Red Cap threw up as the cops cuffed him.
Up the street, the crowd roared.
Kehoe was impressed that the cops hadn’t put a bullet into the guy. But their luck wouldn’t hold out indefinitely, not with people like that allowed to walk around. Eventually someone was going to get shot—either deservedly or not. And the best way to stave off an accident was to solve this crime.
Kehoe turned back to Chawla, who was shaking his head. “You need more computational firepower?” Kehoe asked.
“Yes, sir.”
“Then get Whitaker to meet me at the helicopter pad.”
4
Montauk, New York
Lucas was fucking around with the leaf blower, and his prosthetic hand was useless with the pull cord. He had given it a few halfhearted yanks with his good hand, but all he had done was pique the curiosity of the dog, who stood at the door examining him as if he had sprouted feathers. Lucas was about to pitch the contraption through the garage window when he decided that a walk on the beach would be healthier than messing around with yard work that he neither enjoyed nor cared about. As far as he was concerned, they could pave the entire property and paint it green—everyone would be better off. Besides, they had a guy that took care of these things. His name was Mr. Miller and he was about the same age as most of the rocks on the property. He showed up precisely every ten days (rain, shine, or hurricane) to wrestle an ancient gas-powered mower out of the bed of his rust-eaten Ford. Then he mowed over everything on the property—grass, weeds, flowers, shrubs, and the occasional children’s toy. Lucas had a strong suspicion that they were Mr. Miller’s only clients.

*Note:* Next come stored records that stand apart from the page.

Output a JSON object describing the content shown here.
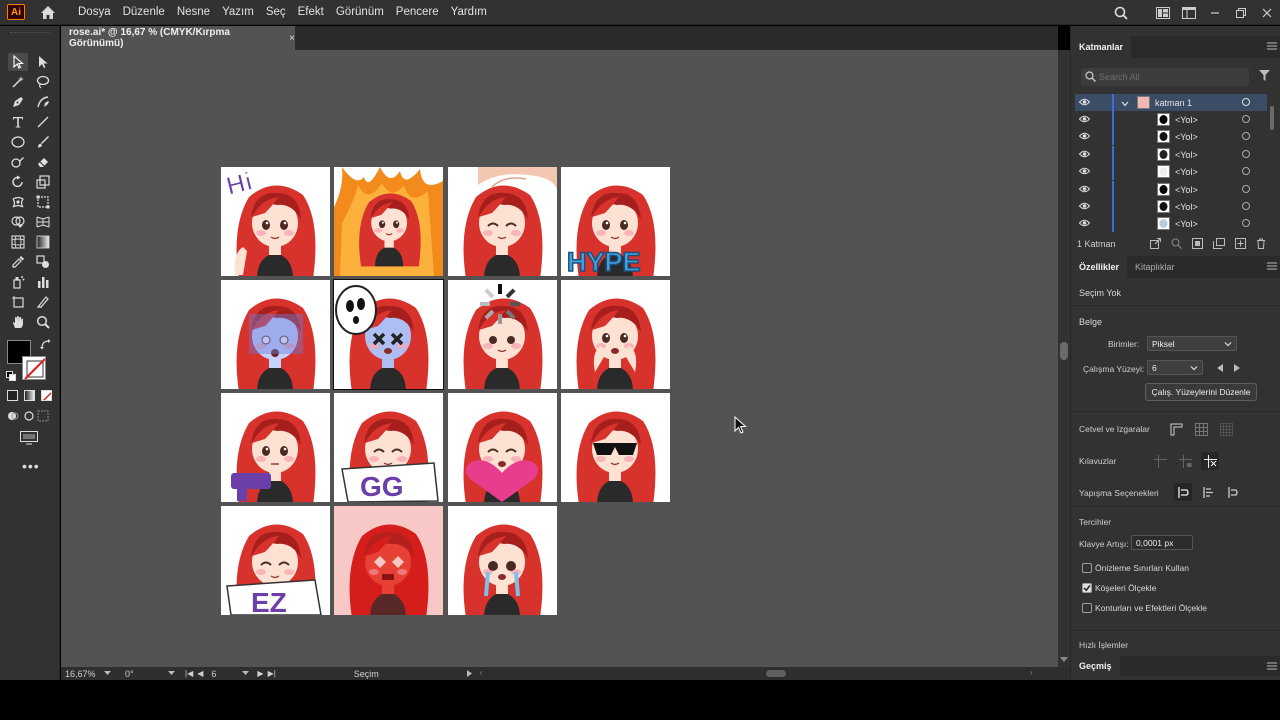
{
  "app": {
    "logo_text": "Ai",
    "menu": [
      "Dosya",
      "Düzenle",
      "Nesne",
      "Yazım",
      "Seç",
      "Efekt",
      "Görünüm",
      "Pencere",
      "Yardım"
    ]
  },
  "document": {
    "tab_title": "rose.ai* @ 16,67 % (CMYK/Kırpma Görünümü)",
    "close_symbol": "×"
  },
  "artboards": [
    {
      "name": "Hi",
      "caption": "Hi"
    },
    {
      "name": "Rage",
      "caption": ""
    },
    {
      "name": "Headpat",
      "caption": ""
    },
    {
      "name": "Hype",
      "caption": "HYPE"
    },
    {
      "name": "Scared",
      "caption": ""
    },
    {
      "name": "Dead",
      "caption": ""
    },
    {
      "name": "Loading",
      "caption": ""
    },
    {
      "name": "Blush",
      "caption": ""
    },
    {
      "name": "Gun",
      "caption": ""
    },
    {
      "name": "GG",
      "caption": "GG"
    },
    {
      "name": "Love",
      "caption": ""
    },
    {
      "name": "Cool",
      "caption": ""
    },
    {
      "name": "EZ",
      "caption": "EZ"
    },
    {
      "name": "Angry",
      "caption": ""
    },
    {
      "name": "Cry",
      "caption": ""
    }
  ],
  "statusbar": {
    "zoom": "16,67%",
    "rotation": "0°",
    "artboard_number": "6",
    "tool_name": "Seçim"
  },
  "layers_panel": {
    "tab": "Katmanlar",
    "search_placeholder": "Search All",
    "layer_name": "katman 1",
    "sublayers": [
      "<Yol>",
      "<Yol>",
      "<Yol>",
      "<Yol>",
      "<Yol>",
      "<Yol>",
      "<Yol>"
    ],
    "footer_count": "1 Katman"
  },
  "properties_panel": {
    "tabs": [
      "Özellikler",
      "Kitaplıklar"
    ],
    "selection_status": "Seçim Yok",
    "section_document": "Belge",
    "units_label": "Birimler:",
    "units_value": "Piksel",
    "artboard_label": "Çalışma Yüzeyi:",
    "artboard_value": "6",
    "edit_artboards_button": "Çalış. Yüzeylerini Düzenle",
    "rulers_grids": "Cetvel ve Izgaralar",
    "guides": "Kılavuzlar",
    "snap_options": "Yapışma Seçenekleri",
    "preferences": "Tercihler",
    "keyboard_increment_label": "Klavye Artışı:",
    "keyboard_increment_value": "0,0001 px",
    "checkboxes": [
      {
        "label": "Önizleme Sınırları Kullan",
        "checked": false
      },
      {
        "label": "Köşeleri Ölçekle",
        "checked": true
      },
      {
        "label": "Konturları ve Efektleri Ölçekle",
        "checked": false
      }
    ],
    "quick_actions": "Hızlı İşlemler"
  },
  "history_panel": {
    "tab": "Geçmiş"
  },
  "colors": {
    "hair": "#d8322c",
    "hair_dark": "#a71f1d",
    "skin": "#fde2d4",
    "accent_purple": "#6b3fa8",
    "accent_blue": "#3fa4e0"
  }
}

His effort to keep his focus away from the bombing in the city yesterday would have to be directed elsewhere, so he put the blower down on the floor beside the station wagon. But he gave it a kick, spinning it into the rim of the front tire, which caused the dog to step back, out onto the driveway.

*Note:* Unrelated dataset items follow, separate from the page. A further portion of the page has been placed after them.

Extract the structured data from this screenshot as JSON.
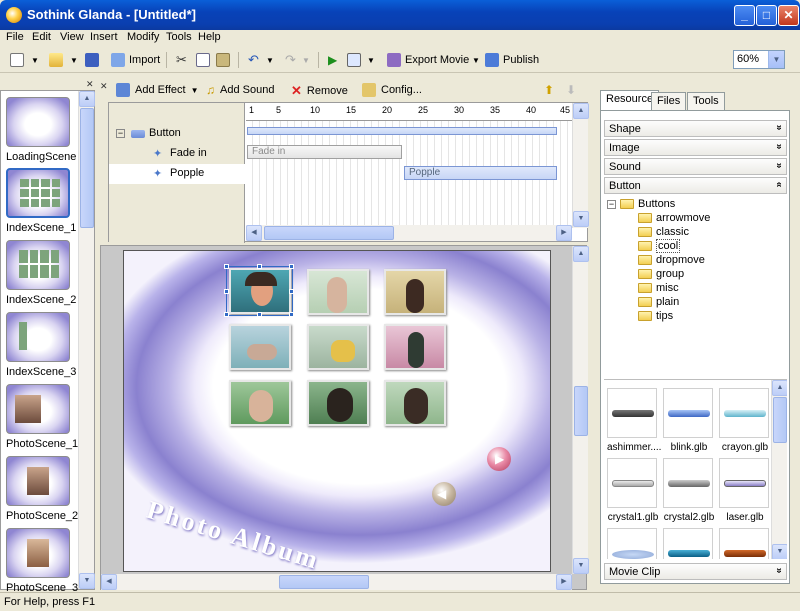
{
  "window": {
    "title": "Sothink Glanda - [Untitled*]",
    "minimize": "_",
    "maximize": "□",
    "close": "✕"
  },
  "menu": [
    "File",
    "Edit",
    "View",
    "Insert",
    "Modify",
    "Tools",
    "Help"
  ],
  "toolbar": {
    "import_label": "Import",
    "export_label": "Export Movie",
    "publish_label": "Publish",
    "zoom_value": "60%"
  },
  "scenes": [
    {
      "label": "LoadingScene",
      "selected": false
    },
    {
      "label": "IndexScene_1",
      "selected": true
    },
    {
      "label": "IndexScene_2",
      "selected": false
    },
    {
      "label": "IndexScene_3",
      "selected": false
    },
    {
      "label": "PhotoScene_1",
      "selected": false
    },
    {
      "label": "PhotoScene_2",
      "selected": false
    },
    {
      "label": "PhotoScene_3",
      "selected": false
    }
  ],
  "timeline": {
    "add_effect_label": "Add Effect",
    "add_sound_label": "Add Sound",
    "remove_label": "Remove",
    "config_label": "Config...",
    "tree": [
      {
        "label": "Button"
      },
      {
        "label": "Fade in"
      },
      {
        "label": "Popple"
      }
    ],
    "ruler_ticks": [
      "1",
      "5",
      "10",
      "15",
      "20",
      "25",
      "30",
      "35",
      "40",
      "45"
    ],
    "effects": [
      {
        "label": "Fade in"
      },
      {
        "label": "Popple"
      }
    ]
  },
  "stage": {
    "album_title": "Photo Album"
  },
  "resource_panel": {
    "tabs": [
      "Resource",
      "Files",
      "Tools"
    ],
    "categories": [
      "Shape",
      "Image",
      "Sound",
      "Button"
    ],
    "folder_root": "Buttons",
    "folders": [
      "arrowmove",
      "classic",
      "cool",
      "dropmove",
      "group",
      "misc",
      "plain",
      "tips"
    ],
    "selected_folder": "cool",
    "gallery": [
      "ashimmer....",
      "blink.glb",
      "crayon.glb",
      "crystal1.glb",
      "crystal2.glb",
      "laser.glb"
    ],
    "bottom_category": "Movie Clip",
    "collapse_chevron": "»",
    "expand_chevron": "«"
  },
  "status": {
    "text": "For Help, press F1"
  }
}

“Well, dummy? How about a walk?”
Lemmy made a noise that was neither all dog nor all human.
“I’ll take that as a yes.” He closed the garage door and headed around back.

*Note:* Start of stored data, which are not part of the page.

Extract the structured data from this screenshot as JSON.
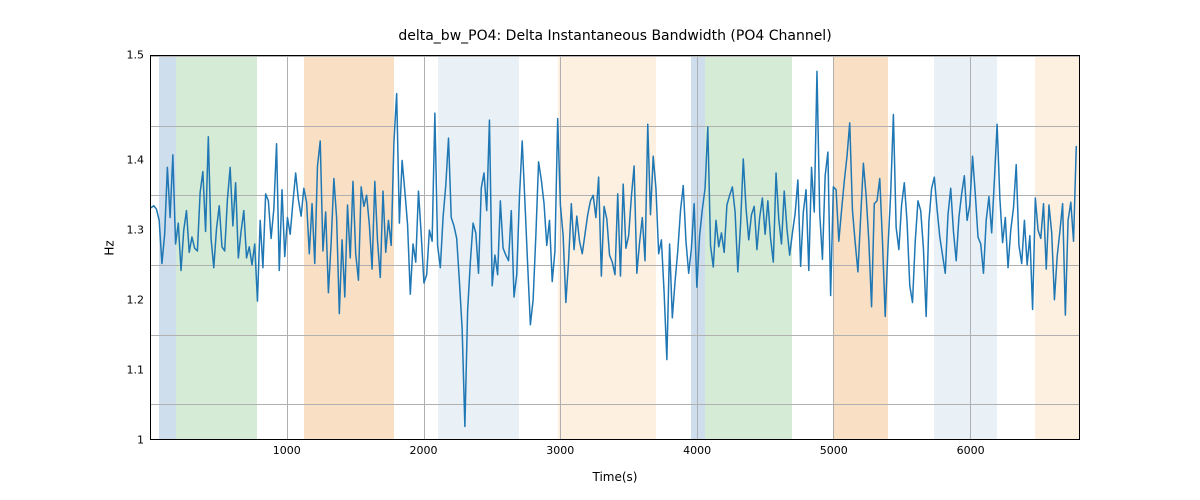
{
  "chart_data": {
    "type": "line",
    "title": "delta_bw_PO4: Delta Instantaneous Bandwidth (PO4 Channel)",
    "xlabel": "Time(s)",
    "ylabel": "Hz",
    "xlim": [
      0,
      6800
    ],
    "ylim": [
      0.95,
      1.5
    ],
    "xticks": [
      1000,
      2000,
      3000,
      4000,
      5000,
      6000
    ],
    "yticks": [
      1.0,
      1.1,
      1.2,
      1.3,
      1.4,
      1.5
    ],
    "bands": [
      {
        "x0": 60,
        "x1": 180,
        "color": "#b4cde2",
        "alpha": 0.65
      },
      {
        "x0": 180,
        "x1": 780,
        "color": "#c3e2c3",
        "alpha": 0.7
      },
      {
        "x0": 1120,
        "x1": 1780,
        "color": "#f7d6b0",
        "alpha": 0.75
      },
      {
        "x0": 2100,
        "x1": 2700,
        "color": "#d7e3ef",
        "alpha": 0.55
      },
      {
        "x0": 2980,
        "x1": 3700,
        "color": "#fbe6cc",
        "alpha": 0.6
      },
      {
        "x0": 3960,
        "x1": 4060,
        "color": "#b4cde2",
        "alpha": 0.65
      },
      {
        "x0": 4060,
        "x1": 4700,
        "color": "#c3e2c3",
        "alpha": 0.7
      },
      {
        "x0": 5000,
        "x1": 5400,
        "color": "#f7d6b0",
        "alpha": 0.75
      },
      {
        "x0": 5740,
        "x1": 6200,
        "color": "#d7e3ef",
        "alpha": 0.55
      },
      {
        "x0": 6480,
        "x1": 6800,
        "color": "#fbe6cc",
        "alpha": 0.6
      }
    ],
    "series": [
      {
        "name": "delta_bw_PO4",
        "color": "#1f77b4",
        "x_start": 0,
        "x_step": 20,
        "values": [
          1.282,
          1.285,
          1.28,
          1.264,
          1.202,
          1.244,
          1.34,
          1.268,
          1.358,
          1.23,
          1.26,
          1.192,
          1.25,
          1.278,
          1.218,
          1.24,
          1.224,
          1.22,
          1.304,
          1.334,
          1.248,
          1.384,
          1.238,
          1.196,
          1.252,
          1.285,
          1.226,
          1.22,
          1.294,
          1.34,
          1.256,
          1.318,
          1.21,
          1.248,
          1.278,
          1.21,
          1.226,
          1.2,
          1.23,
          1.148,
          1.264,
          1.196,
          1.302,
          1.292,
          1.238,
          1.28,
          1.374,
          1.192,
          1.308,
          1.212,
          1.268,
          1.244,
          1.29,
          1.332,
          1.294,
          1.27,
          1.31,
          1.29,
          1.216,
          1.288,
          1.202,
          1.342,
          1.378,
          1.22,
          1.276,
          1.16,
          1.232,
          1.324,
          1.268,
          1.13,
          1.236,
          1.154,
          1.286,
          1.21,
          1.32,
          1.216,
          1.178,
          1.312,
          1.284,
          1.3,
          1.258,
          1.194,
          1.32,
          1.234,
          1.182,
          1.306,
          1.218,
          1.264,
          1.228,
          1.376,
          1.446,
          1.26,
          1.35,
          1.306,
          1.258,
          1.158,
          1.23,
          1.204,
          1.306,
          1.244,
          1.174,
          1.186,
          1.25,
          1.234,
          1.418,
          1.228,
          1.196,
          1.268,
          1.314,
          1.382,
          1.268,
          1.256,
          1.238,
          1.176,
          1.108,
          0.968,
          1.134,
          1.204,
          1.26,
          1.246,
          1.188,
          1.31,
          1.332,
          1.278,
          1.408,
          1.17,
          1.214,
          1.186,
          1.292,
          1.224,
          1.214,
          1.206,
          1.278,
          1.154,
          1.186,
          1.298,
          1.378,
          1.29,
          1.2,
          1.114,
          1.15,
          1.242,
          1.348,
          1.322,
          1.288,
          1.228,
          1.264,
          1.176,
          1.22,
          1.41,
          1.286,
          1.242,
          1.146,
          1.206,
          1.288,
          1.222,
          1.27,
          1.234,
          1.216,
          1.244,
          1.272,
          1.292,
          1.3,
          1.268,
          1.326,
          1.184,
          1.284,
          1.266,
          1.214,
          1.204,
          1.186,
          1.302,
          1.184,
          1.316,
          1.224,
          1.242,
          1.298,
          1.342,
          1.188,
          1.232,
          1.268,
          1.206,
          1.402,
          1.272,
          1.356,
          1.31,
          1.216,
          1.236,
          1.16,
          1.064,
          1.23,
          1.124,
          1.176,
          1.22,
          1.278,
          1.314,
          1.234,
          1.188,
          1.224,
          1.288,
          1.168,
          1.242,
          1.28,
          1.31,
          1.398,
          1.228,
          1.197,
          1.264,
          1.226,
          1.246,
          1.218,
          1.286,
          1.3,
          1.312,
          1.276,
          1.19,
          1.258,
          1.352,
          1.282,
          1.236,
          1.272,
          1.284,
          1.222,
          1.268,
          1.296,
          1.244,
          1.292,
          1.238,
          1.204,
          1.332,
          1.266,
          1.23,
          1.306,
          1.252,
          1.214,
          1.246,
          1.274,
          1.322,
          1.198,
          1.276,
          1.308,
          1.192,
          1.34,
          1.276,
          1.478,
          1.274,
          1.208,
          1.328,
          1.362,
          1.156,
          1.312,
          1.308,
          1.234,
          1.278,
          1.32,
          1.356,
          1.404,
          1.278,
          1.232,
          1.19,
          1.268,
          1.346,
          1.3,
          1.234,
          1.14,
          1.288,
          1.292,
          1.324,
          1.234,
          1.126,
          1.224,
          1.302,
          1.416,
          1.254,
          1.222,
          1.286,
          1.318,
          1.262,
          1.17,
          1.146,
          1.234,
          1.292,
          1.278,
          1.224,
          1.126,
          1.262,
          1.31,
          1.326,
          1.28,
          1.24,
          1.214,
          1.188,
          1.272,
          1.31,
          1.248,
          1.206,
          1.268,
          1.302,
          1.328,
          1.264,
          1.286,
          1.356,
          1.302,
          1.24,
          1.23,
          1.188,
          1.264,
          1.298,
          1.246,
          1.322,
          1.402,
          1.296,
          1.232,
          1.268,
          1.196,
          1.25,
          1.282,
          1.344,
          1.228,
          1.202,
          1.264,
          1.2,
          1.242,
          1.136,
          1.296,
          1.25,
          1.238,
          1.288,
          1.194,
          1.286,
          1.246,
          1.15,
          1.212,
          1.248,
          1.288,
          1.128,
          1.264,
          1.29,
          1.234,
          1.37
        ]
      }
    ]
  }
}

Erin had the big double doors open and the curtains were doing that fall thing they di
d where they reached into the kitchen as if they knew winter was coming. The kids were off upstairs, no doubt gobbling up data on their devices (they were permitted half an hour each morning on the weekends), Laurie and Alisha probably playing with the dollhouse Lucas had bought them at a garage sale up the road on the Fourth of July weekend.
The house wasn’t as large as many of the beachfront monstrosities that dotted the coastline, and every inch of available space was taken up by the kids and their crap. But Lucas was grateful for the weekend home—no matter how he looked at it, they were lucky. The layout had initially been a two-bedroom design, but they had split up the largest room and adapted the attic into a space for the boys. With the two youngest girls in bunk beds in one of the rooms, they were able to keep all five kids relatively happy. Lucas had spent a chunk of his childhood in foster homes, including a six-month stint where he slept in a bathtub, and he still marveled at all the space they had here. The kids were good about it, even when their friends showed up and they were forced to pull out the sleeping bags.
Erin was in the small office off the kitchen, remotely managing her duties at the hospital on her laptop. “Done with the leaves?” she asked, doing a bad job of hiding the ridicule in her voice; it was no secret that Lucas and lawn care had nothing in common but alliteration.
“I went with the ‘less is more’ approach.”
Erin took off her glasses and put them down on the keyboard. “And by less you mean what, exactly?”
“In this particular case, less means none. Besides, it’s all relative. My less is more than someone else’s more and my more is less than a third party’s less. I can argue semantics all day.” He came over and leaned on the edge of the desk beside her. “And I can even do it under the guise of quantum mechanics.”